A Promising Proof of Concept
The University of Pennsylvania’s model of the blood-brain barrier has outperformed previous models in terms of its ability to facilitate drug delivery. Bioengineer Michael Mitchell describes it as an “exciting proof of concept” with the potential to revolutionize treatments for conditions such as traumatic brain injury, stroke, and Alzheimer’s disease. These treatments are desperately needed as only a small percentage of available drugs effectively target the central nervous system. Unfortunately, many medicines that do reach the brain through direct injection are limited in their effectiveness due to low diffusion rates within the organ.
Scientists have been studying lipid nanoparticles for years, recognizing their potential in delivering drugs to the brain. However, previous models were unable to accurately measure the amount of mRNA that successfully reached the central nervous system. Bioengineer Emily Han invested considerable effort in developing an optimal in vitro system, ensuring the use of appropriate cell growth conditions and fluorescent reporters to track the nanoparticles’ progress. Once the system was established, the team screened various lipid nanoparticles using laboratory dishes and selected five of the most promising candidates for further analysis in living mice.
The chosen lipid nanoparticles, labeled with fluorescent markers, exhibited significant transport across the blood-brain barrier during the experiments conducted on mice. Some of the medication carried by these nanoparticles generated a bioluminescent signal in brain cells as soon as six hours after injection. Although this success is encouraging, not all of the medicine reached the brain cells. This suggests that careful selection of drug carriers is crucial for future research endeavors.
Thanks to the advancements made at the University of Pennsylvania, the prospects for drug delivery to the brain are more promising than ever. The development of a functional model of the blood-brain barrier opens doors to innovative treatment approaches for various neurological conditions. With continuing research, scientists aim to fine-tune lipid nanoparticles as drug transporters, ensuring that effective treatments reach the brain. The breakthrough holds hope for improving the lives of countless individuals suffering from neurological diseases. As the understanding of the blood-brain barrier deepens, the possibilities for targeted therapies and advanced drug delivery methods become increasingly achievable.

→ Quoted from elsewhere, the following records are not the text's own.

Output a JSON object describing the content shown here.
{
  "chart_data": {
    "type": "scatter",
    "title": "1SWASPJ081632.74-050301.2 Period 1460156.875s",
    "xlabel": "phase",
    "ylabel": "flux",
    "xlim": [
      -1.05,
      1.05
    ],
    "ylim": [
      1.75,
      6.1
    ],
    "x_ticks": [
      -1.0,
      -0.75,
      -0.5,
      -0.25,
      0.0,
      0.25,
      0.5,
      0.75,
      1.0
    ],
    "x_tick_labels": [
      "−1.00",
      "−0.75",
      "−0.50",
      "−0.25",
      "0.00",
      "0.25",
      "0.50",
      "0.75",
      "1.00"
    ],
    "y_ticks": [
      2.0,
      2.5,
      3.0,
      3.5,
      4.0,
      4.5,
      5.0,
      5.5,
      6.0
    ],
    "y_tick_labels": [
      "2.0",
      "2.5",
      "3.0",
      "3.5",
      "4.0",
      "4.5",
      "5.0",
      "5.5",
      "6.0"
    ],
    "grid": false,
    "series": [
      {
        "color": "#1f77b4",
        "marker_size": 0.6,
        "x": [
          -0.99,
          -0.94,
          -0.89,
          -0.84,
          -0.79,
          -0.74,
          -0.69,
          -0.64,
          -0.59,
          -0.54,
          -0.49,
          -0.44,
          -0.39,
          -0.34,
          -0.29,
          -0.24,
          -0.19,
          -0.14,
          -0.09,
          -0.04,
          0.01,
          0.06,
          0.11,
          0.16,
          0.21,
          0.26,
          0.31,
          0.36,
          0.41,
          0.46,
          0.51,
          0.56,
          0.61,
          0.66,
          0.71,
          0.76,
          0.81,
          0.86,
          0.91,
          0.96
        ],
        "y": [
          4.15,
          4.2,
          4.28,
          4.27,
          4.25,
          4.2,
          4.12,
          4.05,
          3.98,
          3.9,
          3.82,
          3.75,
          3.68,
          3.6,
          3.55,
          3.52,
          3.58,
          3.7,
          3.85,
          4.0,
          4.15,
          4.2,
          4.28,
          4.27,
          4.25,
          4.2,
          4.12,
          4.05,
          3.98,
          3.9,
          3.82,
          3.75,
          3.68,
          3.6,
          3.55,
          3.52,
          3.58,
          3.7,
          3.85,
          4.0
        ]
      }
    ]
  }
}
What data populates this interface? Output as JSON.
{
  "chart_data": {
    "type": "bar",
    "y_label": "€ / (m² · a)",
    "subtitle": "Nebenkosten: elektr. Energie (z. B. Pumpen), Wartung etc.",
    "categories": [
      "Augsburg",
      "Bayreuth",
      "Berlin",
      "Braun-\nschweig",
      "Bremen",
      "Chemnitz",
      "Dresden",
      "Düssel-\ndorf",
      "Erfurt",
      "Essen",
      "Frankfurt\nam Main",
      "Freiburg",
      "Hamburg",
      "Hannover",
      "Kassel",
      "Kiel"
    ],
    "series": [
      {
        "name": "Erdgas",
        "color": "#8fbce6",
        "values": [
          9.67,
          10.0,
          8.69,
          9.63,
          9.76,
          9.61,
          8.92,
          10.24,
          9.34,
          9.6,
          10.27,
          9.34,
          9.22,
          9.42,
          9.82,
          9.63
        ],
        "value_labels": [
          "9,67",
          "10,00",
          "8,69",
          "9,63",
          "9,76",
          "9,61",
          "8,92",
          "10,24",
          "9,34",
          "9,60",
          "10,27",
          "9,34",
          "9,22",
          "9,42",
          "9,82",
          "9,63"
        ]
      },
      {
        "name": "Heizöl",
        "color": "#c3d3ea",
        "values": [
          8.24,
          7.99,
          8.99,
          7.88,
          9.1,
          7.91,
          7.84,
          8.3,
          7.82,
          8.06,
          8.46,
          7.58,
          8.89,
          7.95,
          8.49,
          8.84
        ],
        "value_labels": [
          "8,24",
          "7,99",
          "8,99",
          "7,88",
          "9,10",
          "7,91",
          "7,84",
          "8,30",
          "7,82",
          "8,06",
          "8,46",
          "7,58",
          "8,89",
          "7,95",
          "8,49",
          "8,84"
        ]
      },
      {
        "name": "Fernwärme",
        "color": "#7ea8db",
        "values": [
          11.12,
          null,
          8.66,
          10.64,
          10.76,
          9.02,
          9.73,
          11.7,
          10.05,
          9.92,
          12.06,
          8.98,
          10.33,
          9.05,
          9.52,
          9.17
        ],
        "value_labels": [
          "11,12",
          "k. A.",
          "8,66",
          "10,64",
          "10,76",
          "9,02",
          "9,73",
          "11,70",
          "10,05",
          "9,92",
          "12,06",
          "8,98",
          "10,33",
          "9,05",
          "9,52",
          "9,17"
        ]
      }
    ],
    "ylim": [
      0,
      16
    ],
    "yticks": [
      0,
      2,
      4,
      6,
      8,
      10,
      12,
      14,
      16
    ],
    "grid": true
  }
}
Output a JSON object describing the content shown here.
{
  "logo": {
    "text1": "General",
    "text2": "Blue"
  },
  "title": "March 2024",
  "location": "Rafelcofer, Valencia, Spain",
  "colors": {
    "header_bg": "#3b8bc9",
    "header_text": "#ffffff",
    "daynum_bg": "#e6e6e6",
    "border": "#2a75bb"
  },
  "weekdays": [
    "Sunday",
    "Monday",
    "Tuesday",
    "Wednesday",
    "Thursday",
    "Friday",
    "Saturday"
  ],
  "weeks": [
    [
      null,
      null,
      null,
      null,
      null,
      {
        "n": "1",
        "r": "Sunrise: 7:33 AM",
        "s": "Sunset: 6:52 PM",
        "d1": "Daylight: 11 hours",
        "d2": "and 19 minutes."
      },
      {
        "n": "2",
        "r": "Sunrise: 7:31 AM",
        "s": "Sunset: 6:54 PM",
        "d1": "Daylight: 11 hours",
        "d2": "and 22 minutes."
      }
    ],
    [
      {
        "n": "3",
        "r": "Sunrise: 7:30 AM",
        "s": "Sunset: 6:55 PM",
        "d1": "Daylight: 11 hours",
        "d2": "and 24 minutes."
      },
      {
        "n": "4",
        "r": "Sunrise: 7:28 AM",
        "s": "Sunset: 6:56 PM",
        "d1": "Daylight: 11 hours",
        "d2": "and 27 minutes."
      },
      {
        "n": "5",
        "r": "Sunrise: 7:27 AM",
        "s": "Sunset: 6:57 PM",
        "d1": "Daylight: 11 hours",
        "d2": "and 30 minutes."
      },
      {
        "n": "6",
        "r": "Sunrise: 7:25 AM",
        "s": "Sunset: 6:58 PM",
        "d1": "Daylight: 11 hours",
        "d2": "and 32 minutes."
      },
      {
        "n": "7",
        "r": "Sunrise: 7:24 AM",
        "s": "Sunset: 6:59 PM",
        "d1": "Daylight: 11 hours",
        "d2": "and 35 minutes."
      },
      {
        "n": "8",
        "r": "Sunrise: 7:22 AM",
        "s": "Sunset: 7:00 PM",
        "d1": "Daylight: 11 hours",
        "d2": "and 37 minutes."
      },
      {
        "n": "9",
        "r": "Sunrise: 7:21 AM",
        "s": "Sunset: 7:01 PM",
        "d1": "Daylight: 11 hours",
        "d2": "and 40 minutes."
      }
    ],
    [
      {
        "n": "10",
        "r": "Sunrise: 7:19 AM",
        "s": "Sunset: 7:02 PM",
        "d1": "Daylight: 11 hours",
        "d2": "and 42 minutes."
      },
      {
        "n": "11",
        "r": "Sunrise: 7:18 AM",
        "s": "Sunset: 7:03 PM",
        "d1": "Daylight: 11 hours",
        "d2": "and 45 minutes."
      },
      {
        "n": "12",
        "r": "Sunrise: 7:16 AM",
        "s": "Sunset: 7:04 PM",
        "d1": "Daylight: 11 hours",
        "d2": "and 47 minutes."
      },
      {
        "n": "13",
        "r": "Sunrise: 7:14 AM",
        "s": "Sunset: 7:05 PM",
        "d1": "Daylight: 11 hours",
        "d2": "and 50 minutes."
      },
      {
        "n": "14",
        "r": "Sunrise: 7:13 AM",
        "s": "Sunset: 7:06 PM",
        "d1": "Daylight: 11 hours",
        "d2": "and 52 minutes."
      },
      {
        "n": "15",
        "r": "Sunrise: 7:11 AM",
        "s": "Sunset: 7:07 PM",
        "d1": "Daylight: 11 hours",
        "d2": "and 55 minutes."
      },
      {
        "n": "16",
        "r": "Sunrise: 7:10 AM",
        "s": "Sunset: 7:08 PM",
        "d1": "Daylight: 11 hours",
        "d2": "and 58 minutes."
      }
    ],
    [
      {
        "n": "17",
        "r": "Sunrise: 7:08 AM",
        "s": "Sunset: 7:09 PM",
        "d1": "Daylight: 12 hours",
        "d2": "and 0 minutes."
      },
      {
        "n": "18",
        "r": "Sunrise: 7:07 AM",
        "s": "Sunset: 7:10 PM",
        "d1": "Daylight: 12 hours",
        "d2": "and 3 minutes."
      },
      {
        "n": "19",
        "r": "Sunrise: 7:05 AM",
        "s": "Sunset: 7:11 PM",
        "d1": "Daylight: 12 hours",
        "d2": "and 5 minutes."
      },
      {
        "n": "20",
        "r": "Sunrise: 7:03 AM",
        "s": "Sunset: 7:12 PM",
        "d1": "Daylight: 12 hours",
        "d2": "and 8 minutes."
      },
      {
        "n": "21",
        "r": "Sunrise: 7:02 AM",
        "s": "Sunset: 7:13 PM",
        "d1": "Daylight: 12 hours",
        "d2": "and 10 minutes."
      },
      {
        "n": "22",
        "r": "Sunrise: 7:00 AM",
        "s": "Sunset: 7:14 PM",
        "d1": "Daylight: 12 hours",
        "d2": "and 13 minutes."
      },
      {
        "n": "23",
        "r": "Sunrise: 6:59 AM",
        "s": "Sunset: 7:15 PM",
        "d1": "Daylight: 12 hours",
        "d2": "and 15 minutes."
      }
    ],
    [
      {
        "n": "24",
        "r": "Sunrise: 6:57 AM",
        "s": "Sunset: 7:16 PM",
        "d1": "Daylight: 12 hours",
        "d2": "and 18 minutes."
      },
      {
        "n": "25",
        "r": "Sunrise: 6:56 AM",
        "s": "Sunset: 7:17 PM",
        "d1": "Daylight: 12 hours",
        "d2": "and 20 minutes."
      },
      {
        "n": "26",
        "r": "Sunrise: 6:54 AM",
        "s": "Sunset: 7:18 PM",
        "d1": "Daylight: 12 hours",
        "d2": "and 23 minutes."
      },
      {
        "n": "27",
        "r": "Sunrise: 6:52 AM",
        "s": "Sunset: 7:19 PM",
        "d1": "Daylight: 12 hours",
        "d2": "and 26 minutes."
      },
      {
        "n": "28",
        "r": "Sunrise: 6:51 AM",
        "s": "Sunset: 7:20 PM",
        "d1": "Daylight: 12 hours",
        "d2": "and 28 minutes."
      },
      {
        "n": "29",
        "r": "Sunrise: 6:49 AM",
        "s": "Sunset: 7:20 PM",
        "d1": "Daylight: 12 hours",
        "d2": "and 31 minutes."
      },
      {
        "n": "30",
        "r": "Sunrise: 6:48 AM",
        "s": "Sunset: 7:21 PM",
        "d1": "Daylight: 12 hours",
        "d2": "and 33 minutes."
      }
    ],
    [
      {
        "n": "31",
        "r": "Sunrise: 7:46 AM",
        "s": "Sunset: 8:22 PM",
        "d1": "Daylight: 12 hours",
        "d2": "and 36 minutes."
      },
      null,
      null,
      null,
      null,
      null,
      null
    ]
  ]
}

The efforts of researchers at the University of Pennsylvania in developing a sophisticated model of the blood-brain barrier and exploring the potential of lipid nanoparticles represent a significant breakthrough in the field of drug delivery. Their work brings us closer to overcoming the formidable obstacle that has hindered the development of effective treatments for neurological diseases. While challenges remain, the future holds promising advancements that may transform the lives of millions affected by these conditions.